Руки оплелись вокруг плеч, поднялись выше, ухватились за щеки, поймали лицо, дернули на себя, сменяясь прижимающимися губами, мокрым поцелуем, языком к языку, шепотом, шелестом, разливающейся непрошеной влагой, которая не стыд и не совесть, не тоска и не робость, а ягоды совсем иной породы, ягоды подступающей чумы, ягоды грустного полета и пролитой мимо подставленной чашечки золотой Варшавы.
— В лиловатом дыму бивуака, под козырьком Чарингтон-Кросс, в стойлах красных отдраенных поездов расцветет африканский оливковый сад, и пройдутся по Уайтхоллу и Риджентсу слепленные из кофейных зерен жирафы.
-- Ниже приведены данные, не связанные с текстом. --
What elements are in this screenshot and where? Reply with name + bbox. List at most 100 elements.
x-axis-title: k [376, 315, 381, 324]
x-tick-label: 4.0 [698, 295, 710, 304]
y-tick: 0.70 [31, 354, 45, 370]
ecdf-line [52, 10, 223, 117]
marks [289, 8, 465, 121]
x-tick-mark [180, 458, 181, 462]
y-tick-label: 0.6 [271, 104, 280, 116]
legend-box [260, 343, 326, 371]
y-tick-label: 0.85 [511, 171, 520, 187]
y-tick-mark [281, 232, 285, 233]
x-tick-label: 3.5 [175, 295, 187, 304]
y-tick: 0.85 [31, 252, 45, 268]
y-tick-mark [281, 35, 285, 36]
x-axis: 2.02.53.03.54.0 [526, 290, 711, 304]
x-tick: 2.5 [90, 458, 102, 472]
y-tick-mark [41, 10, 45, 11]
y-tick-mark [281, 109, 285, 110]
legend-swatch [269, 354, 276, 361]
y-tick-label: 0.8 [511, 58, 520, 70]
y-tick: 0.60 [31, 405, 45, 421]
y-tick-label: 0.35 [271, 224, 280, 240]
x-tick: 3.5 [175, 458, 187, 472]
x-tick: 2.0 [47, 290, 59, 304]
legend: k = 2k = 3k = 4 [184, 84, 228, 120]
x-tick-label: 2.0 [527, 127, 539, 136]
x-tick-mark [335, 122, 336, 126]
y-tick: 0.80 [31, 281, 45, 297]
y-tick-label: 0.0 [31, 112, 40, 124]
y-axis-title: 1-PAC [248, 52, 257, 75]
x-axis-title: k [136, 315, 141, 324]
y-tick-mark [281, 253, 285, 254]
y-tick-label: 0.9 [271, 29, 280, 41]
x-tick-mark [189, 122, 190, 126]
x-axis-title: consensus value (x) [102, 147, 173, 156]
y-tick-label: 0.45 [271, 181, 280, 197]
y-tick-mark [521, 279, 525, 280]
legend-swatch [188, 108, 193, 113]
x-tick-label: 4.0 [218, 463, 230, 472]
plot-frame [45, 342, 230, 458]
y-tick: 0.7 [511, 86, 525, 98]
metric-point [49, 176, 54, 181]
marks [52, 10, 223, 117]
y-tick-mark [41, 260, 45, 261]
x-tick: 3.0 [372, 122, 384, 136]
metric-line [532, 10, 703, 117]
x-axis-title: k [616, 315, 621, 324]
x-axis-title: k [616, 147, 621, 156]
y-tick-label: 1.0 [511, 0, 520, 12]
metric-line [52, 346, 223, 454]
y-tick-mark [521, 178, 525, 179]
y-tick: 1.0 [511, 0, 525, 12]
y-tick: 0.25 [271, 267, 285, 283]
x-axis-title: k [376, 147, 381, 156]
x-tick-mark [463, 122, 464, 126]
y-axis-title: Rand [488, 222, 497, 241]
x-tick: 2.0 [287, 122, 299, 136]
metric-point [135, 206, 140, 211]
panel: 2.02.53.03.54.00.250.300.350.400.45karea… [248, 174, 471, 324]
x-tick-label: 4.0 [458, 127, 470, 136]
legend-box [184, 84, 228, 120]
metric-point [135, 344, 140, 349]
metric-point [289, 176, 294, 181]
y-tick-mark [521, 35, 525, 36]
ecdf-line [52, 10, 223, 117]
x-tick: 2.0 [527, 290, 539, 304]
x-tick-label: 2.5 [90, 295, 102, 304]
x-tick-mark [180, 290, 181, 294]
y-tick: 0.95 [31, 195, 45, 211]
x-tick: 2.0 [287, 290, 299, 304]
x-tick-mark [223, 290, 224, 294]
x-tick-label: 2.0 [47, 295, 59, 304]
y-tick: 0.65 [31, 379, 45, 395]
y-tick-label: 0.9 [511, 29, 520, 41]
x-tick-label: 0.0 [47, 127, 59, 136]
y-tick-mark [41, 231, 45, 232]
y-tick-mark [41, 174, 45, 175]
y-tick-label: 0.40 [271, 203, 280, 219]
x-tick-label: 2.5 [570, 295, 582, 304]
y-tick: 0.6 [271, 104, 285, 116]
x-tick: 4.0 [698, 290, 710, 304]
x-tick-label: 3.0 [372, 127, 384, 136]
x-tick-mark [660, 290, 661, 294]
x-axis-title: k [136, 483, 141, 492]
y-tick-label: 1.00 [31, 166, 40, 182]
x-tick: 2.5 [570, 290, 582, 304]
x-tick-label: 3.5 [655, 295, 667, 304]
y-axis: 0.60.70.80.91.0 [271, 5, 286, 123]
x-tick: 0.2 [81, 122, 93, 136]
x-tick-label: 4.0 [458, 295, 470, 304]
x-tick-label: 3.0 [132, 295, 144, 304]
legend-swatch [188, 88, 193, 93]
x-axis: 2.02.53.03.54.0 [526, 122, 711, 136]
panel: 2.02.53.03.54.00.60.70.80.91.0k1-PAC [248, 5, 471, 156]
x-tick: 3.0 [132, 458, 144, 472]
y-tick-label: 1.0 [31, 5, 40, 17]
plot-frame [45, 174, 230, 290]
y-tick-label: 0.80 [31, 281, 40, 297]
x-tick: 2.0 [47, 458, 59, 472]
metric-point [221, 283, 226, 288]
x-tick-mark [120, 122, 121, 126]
Пройдутся, гордо запрокинув одуванчиковые головы к проснувшемуся солнцу — такому близкому, что его станет возможным потрогать, только делать я тебе этого, уж прости меня, не позволю, — твои кофейные, belle, жирафы…
卍
— Господи, зажги в моем сердцем огонь Твоей любви,
дай мне слезы по гибнущим душам,
Твое страстное желание спасти взятых на смерть.
Даруй мне дух веры и хвалы,
чтобы я смог славить Тебя за все то,
что Ты еще совершишь в ответ на наши молитвы.
Я отрекаюсь от уныния и облекаюсь в одежды
славословия и хвалы.
Прими всю славу и благодарность во имя Иисуса Христа.
Господи, Ты хочешь, чтобы все люди спаслись
и достигли познания истины.
Ты так возлюбил мир, что отдал
Сына Твоего Единственного, чтобы всякий верующий
в Него не погиб, но имел жизнь вечную…
Крестик, отлитый отполированным пальцами серебром, хранящий в себе печальный сосок надгробия, снежного, как оголенный скелет, дрожал в кулаке, резал гранями и кровью кожу, трясся, молился, и голос, читающий о спасении, путался в густых тенях, в слишком мокрых волосах, в пиках и бубнах, в чаде луны всех заупокойных слез, сброшенных наземь с пещерно-небесного авиационного Верха.
Голос хрипел, сипел, булькал кровавой пеной: кап-кап-кап, кап-кап-кап, долой с губ, нырком в страх, под черное серафимово крыло, пока над обреченной головой без нимба проносится тень самолета Мессии, пока корни сосен омывает удрученная французская река Сомма, пока топится в той зыбкая озерная лунница, пока звездные собаки и тигры, кони и драконы смачивают слюной фитильки созвездий, тушат чей-то заканчивающийся зодиак, качают рогатой мордой, уносятся планетными всходами прочь, шепча, что помощи не обещали, что помощь — не к ним, что ее больше попросту нет, этой благословенной нелепой потехи.
Нет, нет, ее нигде нет, ей не быть отныне и впредь, и не ищи, и не надейся, и просто отпускай огнем и памятью, потерявшийся в лесах своих человек.
Коммандан спускал курковой смычок, разил бьющим за души и сердца иерусалимским огнем, пил кровь, купался и кутался в крови сам; порох и стрелы, огонь и свинец, Исаия и опаленный до черноты углей — какой восхитительный, какой уродливый, какой уберите-это-прямо-сейчас-же-пока-я-не-сошел-с-ума! — рот. Стоны черными клавишами, крики — белым мотивом фортепиано, мертвые женщины и мужчины, вновь обращенные в глину, услыхавшая Благовещение Дева за липкими пронизанными стволами, три навсегда уходящих пальмы в закате красного аджманского солнца: Исаия, Исаия, мой Габриель, мой ангел, мой свет, моя боль, мое всё, только не молчи, не сдавайся, не дари им своей красноты, только оставайся, только будь — я прошу, я умоляю, я падаю пред тобой на колени, я не знаю иных слов, не знаю иных клятв, способных здесь тебя удержать!